Bertram Brooker (1888-1955), Driftwood 1945
Bertram Brooker was born in England and immigrated to Canada with his family in 1905, settling in Manitoba. In January 1927 he gained great attention with what was the first exhibition of abstract painting in Toronto.
A year later, Brooker turned away from pure abstraction and began to pursue a more realistic idiom in which he painted for the next 25 years. Driftwood, painted in 1945, shows that Brooker never left abstraction completely behind him. The driftwood stump floats in space, no longer anchored in the earth or washed by the sea, its contours and roots flow with spirit.
Paterson Ewen (b. 1925), Portrait of Vincent 1974
Paterson Ewen is one of Canada's foremost contemporary painters. To convey his vision of a world invested with magical elements, he has established a unique method of working by carving out images on large sheets of plywood, in effect drawing with a router and then collaging on pieces of tin, fabric, and other materials.
Portrait of Vincent is a portrait of Ewen's son, based on a photograph taken at the boy's grandmother's funeral. The photograph was the last frame on the role of film and cut the image off at the head and knees. Written by the artist's son, who is emotionally disturbed, the poem at the bottom of the painting contrasts the violence of the tiger killing out of fear with awkwardness and emotional tension.
Lucius O'Brien, B.C. Coastal View with Figures in a Sailing Boat, 1888.

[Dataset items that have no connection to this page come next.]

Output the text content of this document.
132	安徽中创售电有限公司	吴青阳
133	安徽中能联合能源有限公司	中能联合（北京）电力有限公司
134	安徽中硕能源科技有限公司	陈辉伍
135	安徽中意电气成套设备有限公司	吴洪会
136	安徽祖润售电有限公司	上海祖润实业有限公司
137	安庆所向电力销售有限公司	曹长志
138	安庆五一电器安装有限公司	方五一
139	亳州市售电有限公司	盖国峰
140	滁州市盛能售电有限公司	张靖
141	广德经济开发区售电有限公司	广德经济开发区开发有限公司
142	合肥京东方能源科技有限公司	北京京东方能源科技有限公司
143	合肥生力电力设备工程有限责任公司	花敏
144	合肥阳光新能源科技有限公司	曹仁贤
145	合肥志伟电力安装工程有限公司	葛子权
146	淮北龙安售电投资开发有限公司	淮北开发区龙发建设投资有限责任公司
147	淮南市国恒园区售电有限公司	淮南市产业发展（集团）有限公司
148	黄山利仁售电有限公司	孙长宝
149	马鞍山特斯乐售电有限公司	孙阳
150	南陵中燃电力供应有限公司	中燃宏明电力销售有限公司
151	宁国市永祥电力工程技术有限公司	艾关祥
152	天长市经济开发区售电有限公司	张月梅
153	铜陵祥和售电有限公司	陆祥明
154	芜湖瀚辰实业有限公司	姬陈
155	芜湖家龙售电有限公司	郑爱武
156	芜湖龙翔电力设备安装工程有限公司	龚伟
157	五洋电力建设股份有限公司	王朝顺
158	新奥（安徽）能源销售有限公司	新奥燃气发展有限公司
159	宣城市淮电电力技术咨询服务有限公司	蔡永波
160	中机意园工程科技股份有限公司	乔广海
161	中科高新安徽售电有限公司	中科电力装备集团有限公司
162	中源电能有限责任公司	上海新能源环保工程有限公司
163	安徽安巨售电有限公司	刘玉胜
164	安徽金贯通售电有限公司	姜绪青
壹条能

Lucius O'Brien was the first president of the Royal Canadian Academy and one of the most prominent watercolourists of his generation. Each summer from 1886 to 1888, he took advantage of the fall travel passes given out by the Canadian Pacific Railway to members of the Academy, and travelled to Western Canada. On his final trip to the West Coast, O'Brien spent most of the summer canoeing in Howe Sound just north of Vancouver. In his journal and letters he enthused over the British Columbia landscape and pronounced it to be something approaching heaven on earth.